Çevremizdeki herkese acaba korkusuyla bakıyor, meyve ve sebzeleri iyi yıkama uğruna neredeyse örseliyoruz. Ellerimizi yıkıyor, dönüp bir kez daha yıkıyoruz.
Büyük devlet olmuş, modern silahlarla donatılmışsınız hiçbir şeyin  gözle görülmeyen bu gizli düşman karşısında bu gün için önemi yok.
Üstelik bu bilinmeyen düşman dil, din, ırk, cinsiyet, ülke, zengin, yoksul ayırımı yapmadan saldırıyor.
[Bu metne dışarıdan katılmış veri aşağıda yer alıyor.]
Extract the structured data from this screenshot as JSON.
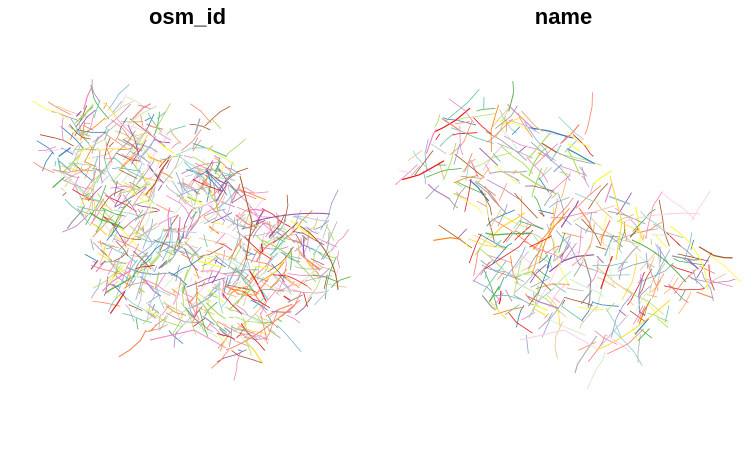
{
  "panels": [
    {
      "title": "osm_id"
    },
    {
      "title": "name"
    }
  ],
  "palette": [
    "#e41a1c",
    "#377eb8",
    "#4daf4a",
    "#984ea3",
    "#ff7f00",
    "#ffff33",
    "#a65628",
    "#f781bf",
    "#999999",
    "#66c2a5",
    "#fc8d62",
    "#8da0cb",
    "#e78ac3",
    "#a6d854",
    "#ffd92f",
    "#e5c494",
    "#b3b3b3",
    "#8dd3c7",
    "#bebada",
    "#fb8072",
    "#80b1d3",
    "#fdb462",
    "#b3de69",
    "#fccde5",
    "#bc80bd",
    "#ccebc5"
  ]
}
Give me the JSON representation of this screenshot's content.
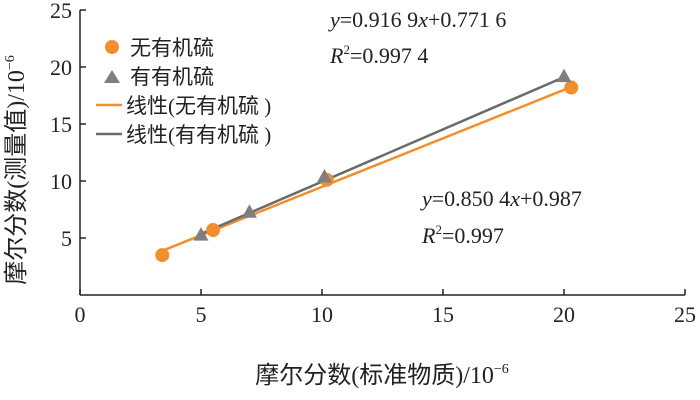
{
  "chart_data": {
    "type": "scatter",
    "xlabel": "摩尔分数(标准物质)/10",
    "xlabel_exp": "−6",
    "ylabel": "摩尔分数(测量值)/10",
    "ylabel_exp": "−6",
    "xlim": [
      0,
      25
    ],
    "ylim": [
      0,
      25
    ],
    "xticks": [
      "0",
      "5",
      "10",
      "15",
      "20",
      "25"
    ],
    "yticks": [
      "5",
      "10",
      "15",
      "20",
      "25"
    ],
    "ytick_values": [
      5,
      10,
      15,
      20,
      25
    ],
    "xtick_values": [
      0,
      5,
      10,
      15,
      20,
      25
    ],
    "grid": false,
    "legend_position": "top-left",
    "series": [
      {
        "name": "无有机硫",
        "marker": "circle",
        "color": "#f28e2b",
        "points": [
          [
            3.4,
            3.5
          ],
          [
            5.5,
            5.7
          ],
          [
            10.2,
            10.1
          ],
          [
            20.3,
            18.2
          ]
        ],
        "fit": {
          "name": "线性(无有机硫 )",
          "slope": 0.8504,
          "intercept": 0.987,
          "x_range": [
            3.4,
            20.3
          ],
          "color": "#f28e2b"
        }
      },
      {
        "name": "有有机硫",
        "marker": "triangle",
        "color": "#7f7f7f",
        "points": [
          [
            5.0,
            5.3
          ],
          [
            7.0,
            7.3
          ],
          [
            10.1,
            10.4
          ],
          [
            20.0,
            19.2
          ]
        ],
        "fit": {
          "name": "线性(有有机硫 )",
          "slope": 0.9169,
          "intercept": 0.7716,
          "x_range": [
            5.0,
            20.0
          ],
          "color": "#6a6a6a"
        }
      }
    ],
    "annotations": [
      {
        "id": "eq-top",
        "line1": "y=0.916 9x+0.771 6",
        "line2": "R2=0.997 4",
        "r2_value": "=0.997 4"
      },
      {
        "id": "eq-bottom",
        "line1": "y=0.850 4x+0.987",
        "line2": "R2=0.997",
        "r2_value": "=0.997"
      }
    ]
  }
}
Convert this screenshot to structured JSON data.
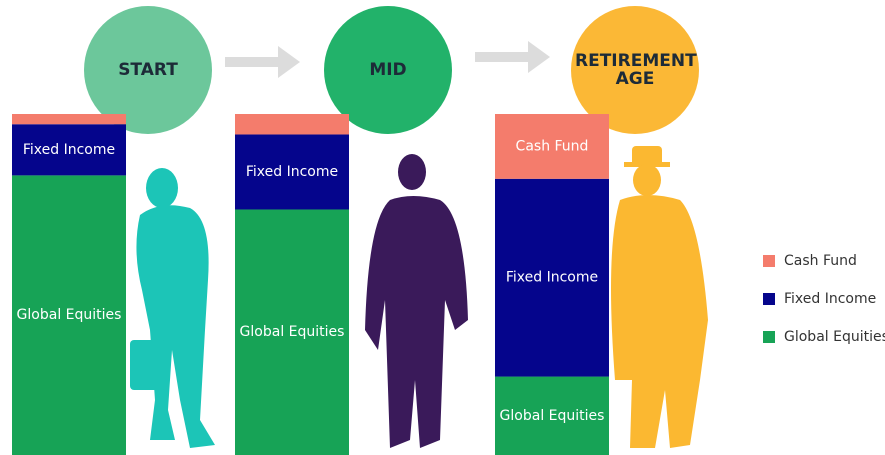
{
  "chart_data": {
    "type": "bar",
    "stacked": true,
    "categories": [
      "START",
      "MID",
      "RETIREMENT AGE"
    ],
    "series": [
      {
        "name": "Cash Fund",
        "color": "#f47c6c",
        "values": [
          3,
          6,
          19
        ]
      },
      {
        "name": "Fixed Income",
        "color": "#05058c",
        "values": [
          15,
          22,
          58
        ]
      },
      {
        "name": "Global Equities",
        "color": "#17a356",
        "values": [
          82,
          72,
          23
        ]
      }
    ],
    "ylim": [
      0,
      100
    ],
    "stage_colors": [
      "#6cc79b",
      "#22b26a",
      "#fbb836"
    ]
  }
}
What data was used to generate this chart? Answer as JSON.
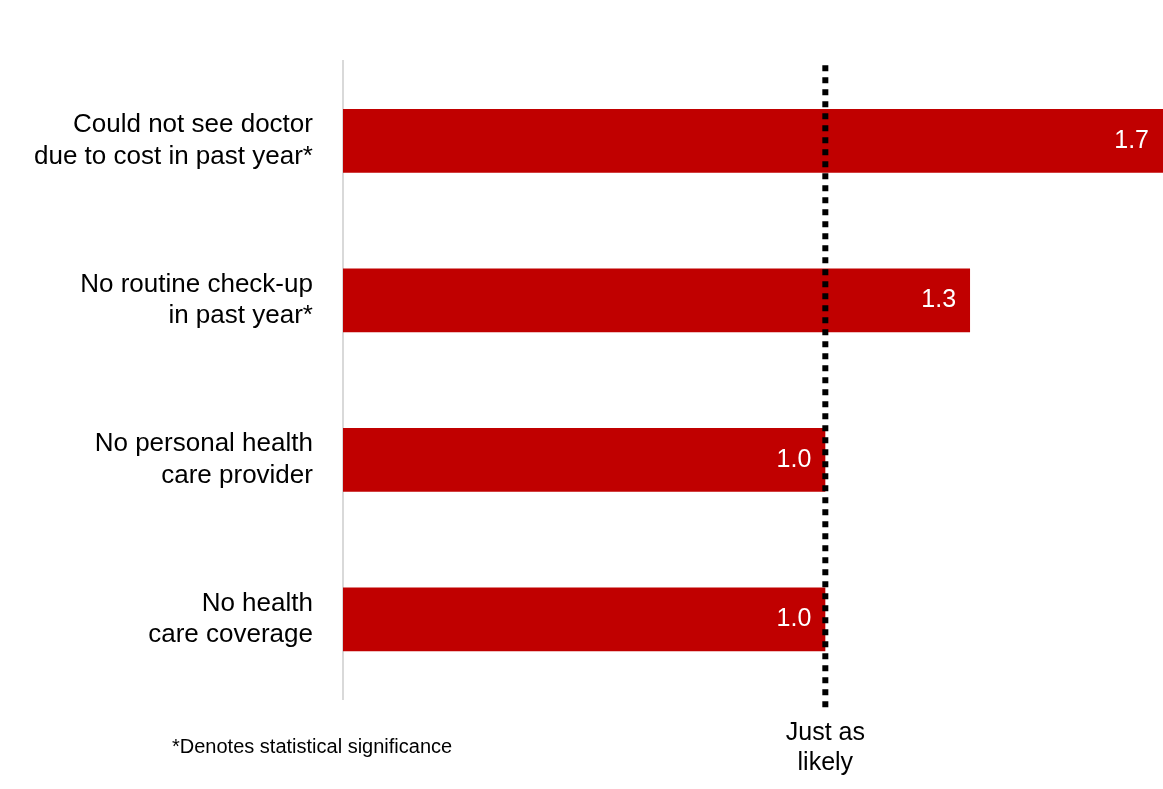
{
  "chart_data": {
    "type": "bar",
    "orientation": "horizontal",
    "categories": [
      "Could not see doctor\ndue to cost in past year*",
      "No routine check-up\nin past year*",
      "No personal health\ncare provider",
      "No health\ncare coverage"
    ],
    "values": [
      1.7,
      1.3,
      1.0,
      1.0
    ],
    "color": "#c00000",
    "xlim": [
      0,
      1.7
    ],
    "value_labels": [
      "1.7",
      "1.3",
      "1.0",
      "1.0"
    ],
    "grid": false,
    "legend": false,
    "tick_labels": "y",
    "ref_lines": [
      {
        "axis": "x",
        "value": 1.0,
        "label": "Just as\nlikely",
        "color": "#000000",
        "line_style": "dotted"
      }
    ],
    "annotations": [
      "*Denotes statistical significance"
    ]
  }
}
Bu adam çok ünlü bir insan, şu adam başbakan buna dokunmayayım demiyor.
Salgından önce o kadar ben merkezli yaşayıp günümüzü tüketen insanlar toplumu haline gelmiştik ki, bu arada gerçek anlamda insan olmayı, ahlakı, vicdanı, paylaşımı neredeyse unutmuştuk.
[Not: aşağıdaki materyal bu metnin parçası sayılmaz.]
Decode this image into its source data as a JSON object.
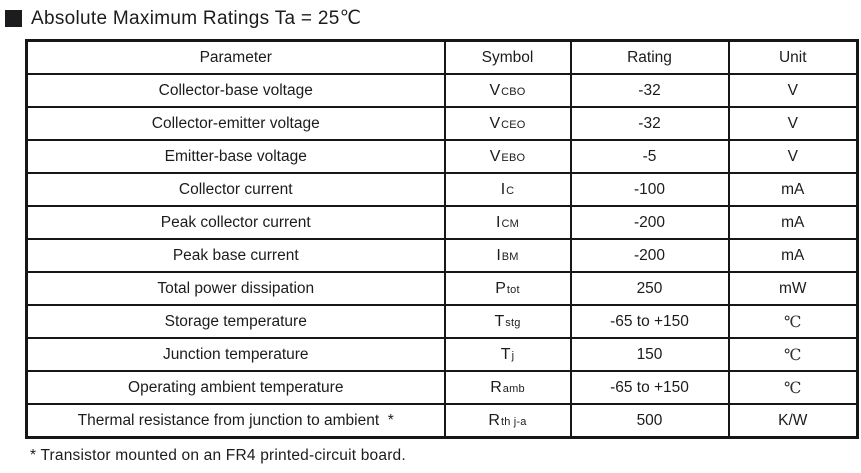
{
  "title": {
    "text": "Absolute Maximum Ratings Ta = 25℃"
  },
  "table": {
    "headers": [
      "Parameter",
      "Symbol",
      "Rating",
      "Unit"
    ],
    "rows": [
      {
        "parameter": "Collector-base voltage",
        "symbol_main": "V",
        "symbol_sub": "CBO",
        "rating": "-32",
        "unit": "V"
      },
      {
        "parameter": "Collector-emitter voltage",
        "symbol_main": "V",
        "symbol_sub": "CEO",
        "rating": "-32",
        "unit": "V"
      },
      {
        "parameter": "Emitter-base voltage",
        "symbol_main": "V",
        "symbol_sub": "EBO",
        "rating": "-5",
        "unit": "V"
      },
      {
        "parameter": "Collector current",
        "symbol_main": "I",
        "symbol_sub": "C",
        "rating": "-100",
        "unit": "mA"
      },
      {
        "parameter": "Peak collector current",
        "symbol_main": "I",
        "symbol_sub": "CM",
        "rating": "-200",
        "unit": "mA"
      },
      {
        "parameter": "Peak base current",
        "symbol_main": "I",
        "symbol_sub": "BM",
        "rating": "-200",
        "unit": "mA"
      },
      {
        "parameter": "Total power dissipation",
        "symbol_main": "P",
        "symbol_sub": "tot",
        "rating": "250",
        "unit": "mW"
      },
      {
        "parameter": "Storage temperature",
        "symbol_main": "T",
        "symbol_sub": "stg",
        "rating": "-65 to +150",
        "unit": "℃"
      },
      {
        "parameter": "Junction temperature",
        "symbol_main": "T",
        "symbol_sub": "j",
        "rating": "150",
        "unit": "℃"
      },
      {
        "parameter": "Operating ambient temperature",
        "symbol_main": "R",
        "symbol_sub": "amb",
        "rating": "-65 to +150",
        "unit": "℃"
      },
      {
        "parameter": "Thermal resistance from junction to ambient  *",
        "symbol_main": "R",
        "symbol_sub": "th j-a",
        "rating": "500",
        "unit": "K/W"
      }
    ]
  },
  "footnote": "* Transistor mounted on an FR4 printed-circuit board."
}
Kendi sosyal örf ve adetlerimizden uzaklaştıkça adeta canavarlaşmıştık.
Teknoloji geliştikçe insan gibi davranmayı geri plana ittik adeta.
İşte bunun bir örneği.
''Arada bir uyanır yine kurcalarım diye geceleri yatakta bile elimizden düşürmediğimiz son model pahalı
cep telefonu bağımlılığımız...''
Birçoğumuz anne baba olarak çocuklarımızı kurstan kursa koşturmayı, pahalı oyuncaklar, giysiler almayı asıl görevimiz sanıp  onlara sevgi, saygı ve insanlık öğretmeyi unuttu. Şimdi onlar da sizlere karşı saygısızlığı ve bencilliği bir had bildirme olarak kullanıyorlar.
Çoğumuzun evlerde kaldığı şu günlerde bunu bir tutukluluk olarak kabul etme yerine kendimize dönme, içsel sorgulama ve düşünme zamanı olarak değerlendirmeliyiz.
Ben şimdiye kadar neler başardım? Başaramadıklarım neler? Ülkem için yapabileceklerimi yaptım mı? sorularını sormalıyız.
Zor bir insanlık sınavından geçtiğimiz kesin. Bu aşamada belki de insanca yaşamayı öğrenir ve bunu topluma yaymayı başarabiliriz.